Mystery in History Cattle Mutilations Part 1

About the mystery in history involoving cattle mutilations including possible solutions.


The Event: Cattle Mutilations

When: 1963 to the present

Where: United States

The Mystery: Although incidents of cattle mutilations have been noted as far back as 1810, in the area of the Scotch-English border, the real story doesn't begin until November, 1963. That was when cattle near Gallipolis, O., were discovered after having been carved up with "surgical precision." All the blood had been drained from their bodies, and the brains and other organs had been removed. This strange discovery remained an isolated episode until Sept. 9, 1967, when a gelding named Snippy was found on the Harry King Ranch near Alamosa, Colo., with organs missing and blood drained. Since Snippy's death, over 8,000 cattle mutilations have been reported.

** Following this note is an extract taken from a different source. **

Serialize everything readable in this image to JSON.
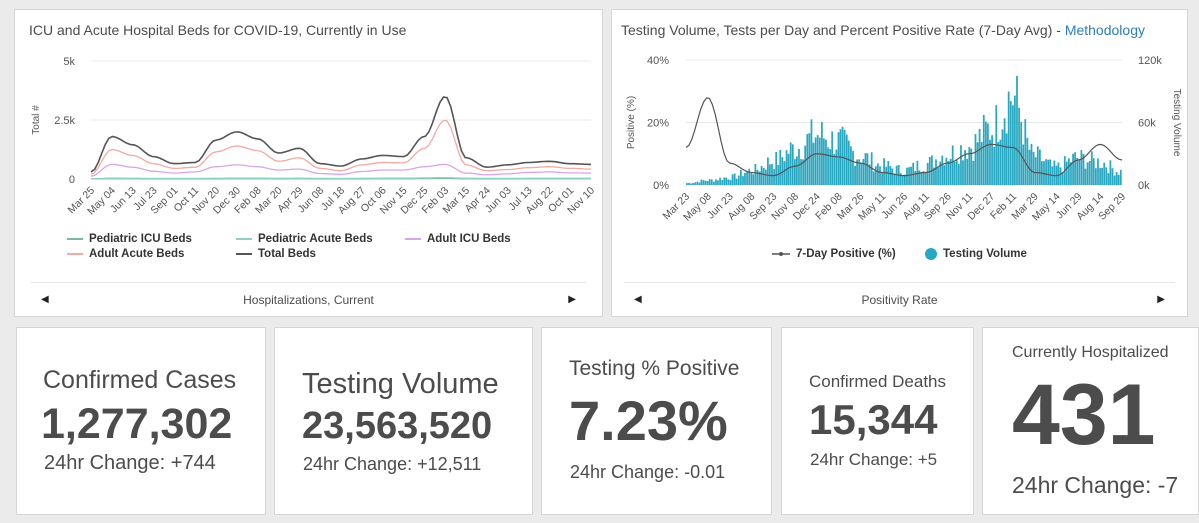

Basic patterns have emerged from the study of these mutilations. In a classic mutilation case, the deed is done at night, with no witnesses. No footprints or vehicle tracks can be found and there are no signs of struggle. The victimized cow is devoid of blood, but there are no traces of blood nearby. Several organs may be missing, usually the sex organs. The rectum has been cut out cleanly, and sometimes miscellaneous body parts, such as the tongue or patches of skin, are gone. Occasionally, mysterious lights have been reported in the area just before a mutilation.

During the early 1970s incidents of cattle mutilations occurred sporadically. Then in 1973 there was a dramatic increase in mutilation cases. During a six-week period beginning on Nov. 30, 44 cows were mutilated in north-central Kansas alone. Over 100 mutilations took place during the summer of 1974 in South Dakota, Nebraska, and Iowa. In the fall, activity centered in Minnesota. In 1975 reports of cattle mutilations moved south. By February mutilated cows were being discovered all over Texas and Oklahoma. On Feb. 21 the Oklahoma Cattlemen's Association offered a cash reward for information leading to the arrest and conviction of persons responsible for the mutilations. In March and April, Kansas was hit again. In June, the Elbert County Colorado Livestock Association offered a reward after that county experienced 36 mutilations in four months. Before the year was out, the Elbert County total had risen to 80. The situation had also reached epidemic proportions in Montana, Idaho, and parts of Wyoming. Between August, 1975, and May, 1976, authorities in Cascade County, Montana, received reports of more than 100 cattle mutilations as well as 130 sightings of mysterious craft in the sky.

The cattle mutilations phenomena peaked in 1975 but has continued at a steady rate since then, with noteworthy flare-ups in 1978 and 1979 in Arkansas and New Mexico.